Las Cruces Resident Sentenced to Ten Years for Federal Methamphetamine Trafficking and Firearms Conviction
ALBUQUERQUE – Eric G. Acosta, 29, a resident of Las Cruces, N.M., was sentenced today in federal court to 120 months in prison followed by five years of supervised release for his conviction on methamphetamine trafficking and firearms charges. Acosta’s conviction was based on his May 14, 2015, guilty plea.
Acosta and co-defendant Christopher J. Cleveland, 36, also of Las Cruces, were arrested in July 2014, on a criminal complaint charging them with methamphetamine trafficking and firearms charges. According to the complaint, during a routine traffic stop on June 23, 2014, officers of the Las Cruces Police Department discovered 889.2 grams of methamphetamine, a firearm and drug paraphernalia inside a vehicle driven by Acosta and in which Cleveland was a passenger. The complaint stated that Cleveland and Acosta had traveled from Arizona, where they obtained the methamphetamine, to Las Cruces in Doña Ana County, N.M., where they intended to distribute the drugs.
In an indictment filed on Oct. 16, 2014, Acosta and Cleveland were charged with participation in a methamphetamine trafficking conspiracy and possession of methamphetamine with intent to distribute. The indictment also charged each of the two men with being felons in possession of firearms. The two men were charged with committing these crimes on June 23, 2014, in Doña Ana County. At the time, Acosta and Cleveland each was prohibited from possessing firearms or ammunition because each had previously been convicted a felony offense.

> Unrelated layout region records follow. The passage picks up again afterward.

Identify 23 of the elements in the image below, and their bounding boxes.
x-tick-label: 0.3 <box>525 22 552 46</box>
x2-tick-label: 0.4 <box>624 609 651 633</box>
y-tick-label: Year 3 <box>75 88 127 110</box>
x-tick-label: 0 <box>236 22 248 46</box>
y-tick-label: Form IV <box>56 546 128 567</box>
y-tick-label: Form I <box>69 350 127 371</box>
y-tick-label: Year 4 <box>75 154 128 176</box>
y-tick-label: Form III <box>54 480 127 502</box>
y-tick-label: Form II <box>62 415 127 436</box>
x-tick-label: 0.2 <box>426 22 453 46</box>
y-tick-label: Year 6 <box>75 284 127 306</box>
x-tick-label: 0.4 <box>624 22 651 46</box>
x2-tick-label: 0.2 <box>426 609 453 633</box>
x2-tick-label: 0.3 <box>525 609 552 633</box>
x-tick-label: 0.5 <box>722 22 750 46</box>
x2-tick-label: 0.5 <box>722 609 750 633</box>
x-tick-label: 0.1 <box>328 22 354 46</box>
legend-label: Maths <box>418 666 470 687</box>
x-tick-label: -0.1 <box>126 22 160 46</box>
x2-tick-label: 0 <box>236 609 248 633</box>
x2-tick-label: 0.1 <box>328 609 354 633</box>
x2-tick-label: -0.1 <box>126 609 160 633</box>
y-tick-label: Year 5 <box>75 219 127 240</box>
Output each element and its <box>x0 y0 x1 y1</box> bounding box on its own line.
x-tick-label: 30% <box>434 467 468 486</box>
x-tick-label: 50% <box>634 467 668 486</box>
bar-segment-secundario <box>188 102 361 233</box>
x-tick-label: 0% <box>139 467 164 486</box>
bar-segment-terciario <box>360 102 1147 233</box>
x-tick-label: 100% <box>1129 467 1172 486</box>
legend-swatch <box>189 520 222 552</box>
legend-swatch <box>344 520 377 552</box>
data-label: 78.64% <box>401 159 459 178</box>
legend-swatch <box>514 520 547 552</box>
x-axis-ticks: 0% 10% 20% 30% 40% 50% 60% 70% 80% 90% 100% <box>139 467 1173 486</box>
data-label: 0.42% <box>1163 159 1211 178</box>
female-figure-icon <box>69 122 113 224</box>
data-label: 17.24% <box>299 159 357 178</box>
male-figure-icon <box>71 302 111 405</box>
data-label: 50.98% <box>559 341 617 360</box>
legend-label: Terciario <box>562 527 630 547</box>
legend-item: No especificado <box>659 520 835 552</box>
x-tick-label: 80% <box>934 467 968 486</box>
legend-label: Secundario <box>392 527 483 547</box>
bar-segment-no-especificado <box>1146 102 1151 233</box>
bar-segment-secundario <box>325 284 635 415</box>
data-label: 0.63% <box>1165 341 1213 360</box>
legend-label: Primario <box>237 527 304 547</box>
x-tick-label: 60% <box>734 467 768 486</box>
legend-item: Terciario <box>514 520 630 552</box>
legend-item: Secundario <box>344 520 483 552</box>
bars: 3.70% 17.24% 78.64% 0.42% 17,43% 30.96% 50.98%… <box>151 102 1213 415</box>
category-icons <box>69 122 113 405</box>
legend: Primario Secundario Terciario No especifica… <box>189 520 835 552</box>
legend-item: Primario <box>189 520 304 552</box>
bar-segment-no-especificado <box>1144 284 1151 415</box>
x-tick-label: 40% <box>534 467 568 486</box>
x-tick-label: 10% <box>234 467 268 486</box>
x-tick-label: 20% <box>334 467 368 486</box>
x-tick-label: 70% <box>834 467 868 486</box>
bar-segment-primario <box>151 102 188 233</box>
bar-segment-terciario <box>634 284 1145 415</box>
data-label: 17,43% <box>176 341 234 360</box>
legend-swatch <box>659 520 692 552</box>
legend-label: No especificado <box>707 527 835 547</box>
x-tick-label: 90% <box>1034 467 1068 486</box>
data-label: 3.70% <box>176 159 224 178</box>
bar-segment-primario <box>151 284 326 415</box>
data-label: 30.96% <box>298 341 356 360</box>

On June 9, 2015, Cleveland pled guilty to the two-methamphetamine trafficking charges. At sentencing, Cleveland faces a statutory minimum of ten years and a maximum of life in federal prison followed by not less than five years of supervised release. Cleveland remains detained pending a sentencing hearing which is currently scheduled for June 2016.
This case was investigated by the Las Cruces office of the FBI and the HIDTA Regional Interagency Drug Task Force/Metro Narcotics Task Force and is being prosecuted by Assistant U.S. Attorneys Maria Y. Armijo and Selesia Lee Winston of the U.S. Attorney’s Las Cruces Branch Office.
The HIDTA Regional Interagency Drug Task Force/Metro Narcotics Task Force is comprised of officers from the Las Cruces Police Department, the Doña Ana County Sheriff’s Office, the FBI, HSI and the New Mexico State Police. The High Intensity Drug Trafficking Areas (HIDTA) program was created by Congress with the Anti-Drug Abuse Act of 1988. HIDTA is a program of the White House Office of National Drug Control Policy (ONDCP) which provides assistance to federal, state, local and tribal law enforcement agencies operating in areas determined to be critical drug-trafficking regions of the United States and seeks to reduce drug trafficking and production by facilitating coordinated law enforcement activities and information sharing.